To extend the impact of this project beyond computer science teaching and research, I am collaborating with David F. Kong and others at the Duke University Medical Center. We are in the process of initiating a project to develop an integrated dataspace for biomedical research at Duke University. This dataspace will provide an easy interface for biomedical researchers to access integrated genetic, genomic, and proteomic data as well as clinical databases. Results from the proposed research, specifically view maintenance and XML indexing techniques, will be applied in the development of this integrated dataspace to improve its efficiency and performance.
The overall goal of this project is to develop, over time, a collection of reusable, composable techniques for derived data maintenance with well-understood performance tradeoffs that can be readily used by applications. We believe creative combinations of synergetic techniques from different research fields hold real promise in providing efficient solutions to many new data management challenges. In return, we hope these ideas will contribute back to these fields and make impact beyond the field of databases.

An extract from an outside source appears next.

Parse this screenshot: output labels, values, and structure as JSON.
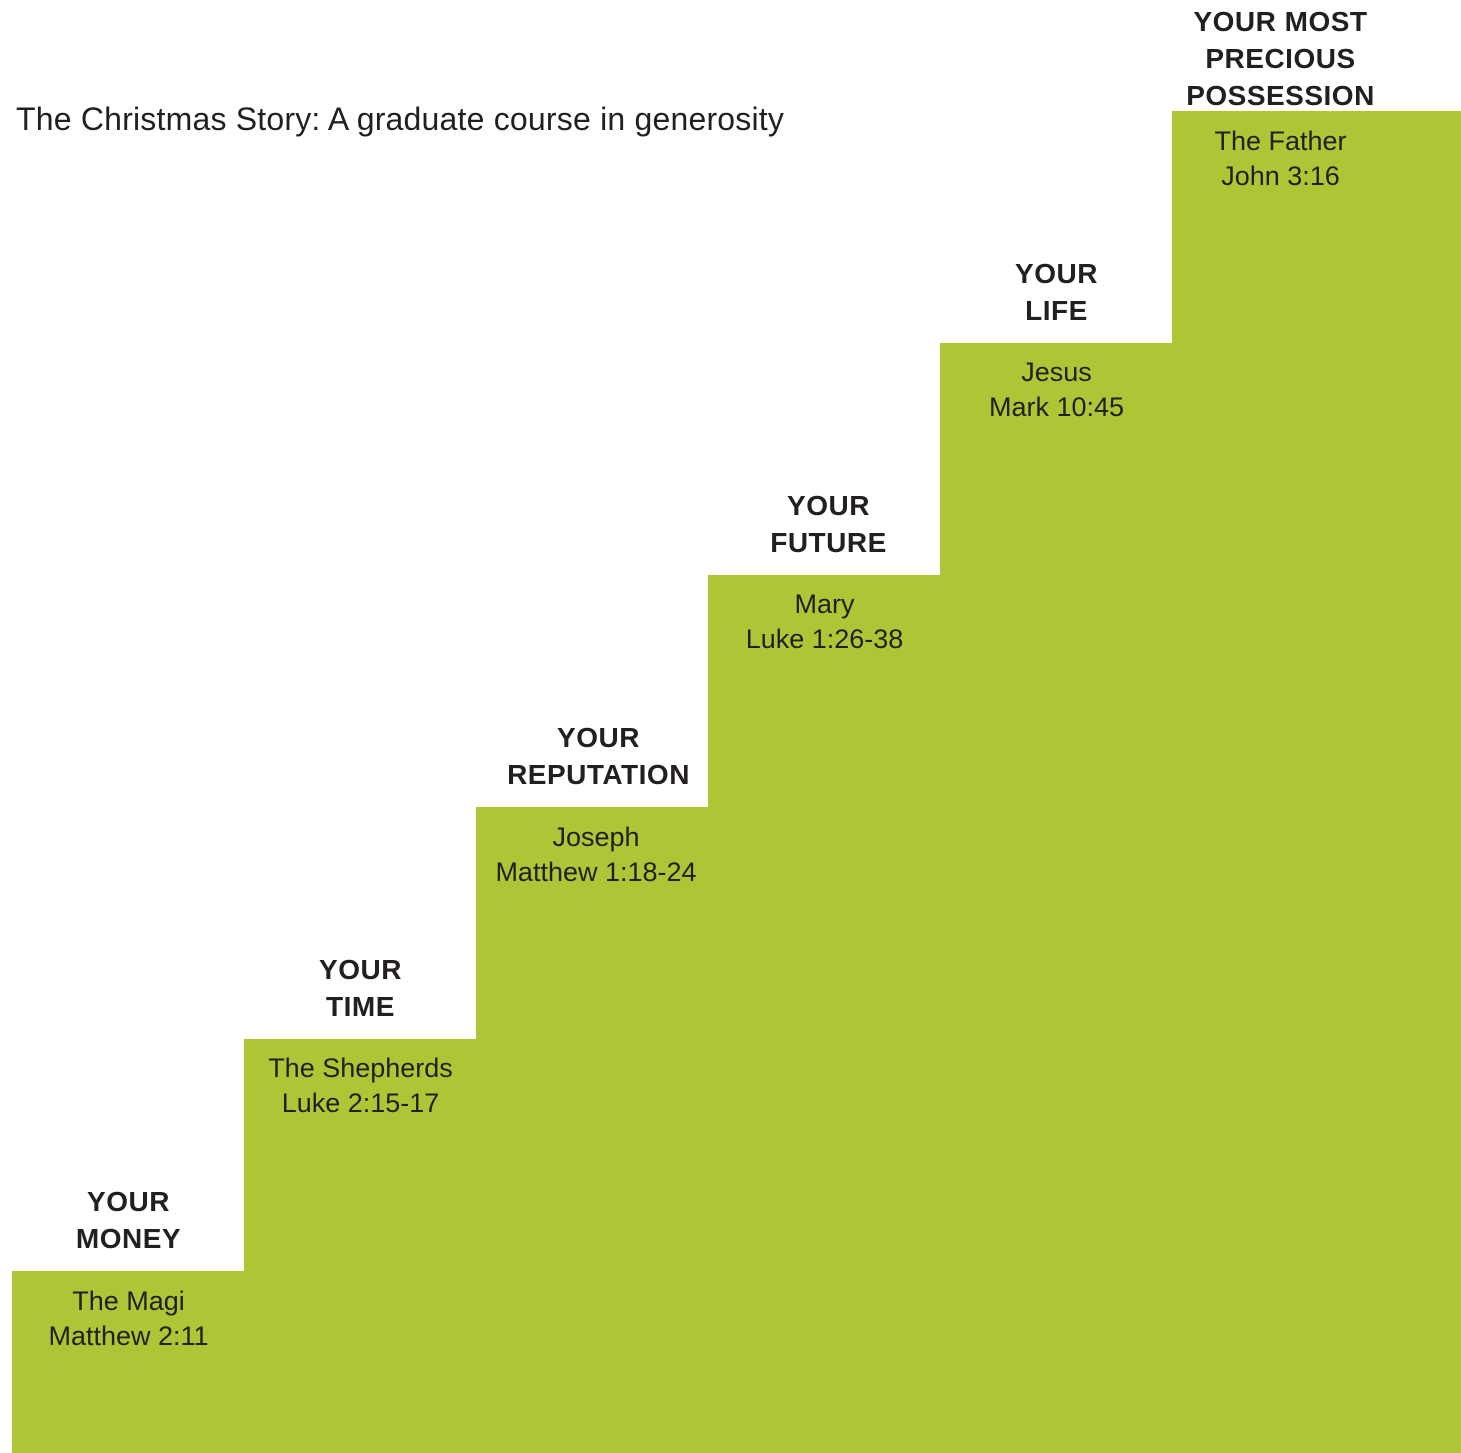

In the short term, we plan to continue investigation of derived data maintenance techniques for XML because of the urgent practical need for such techniques with the growing importance of XML. We are also considering the emerging application of network data querying. The initial study will focus on techniques for choosing nodes across the network to cache information from other nodes, in a way such that a query over a remote region can be answered by contacting relatively few nodes closer to the querying node. The final solution would require combining techniques from caching, replica placement, and approximate replication. This work is being done in collaboration with Amin Vahdat, a networking/distributed systems researcher at University of California at San Diego. Finally, we are working with David F. Kong and others at the Duke University Medical Center to develop an integrated dataspace for biomedical research, which will serve a testbed for some of our results.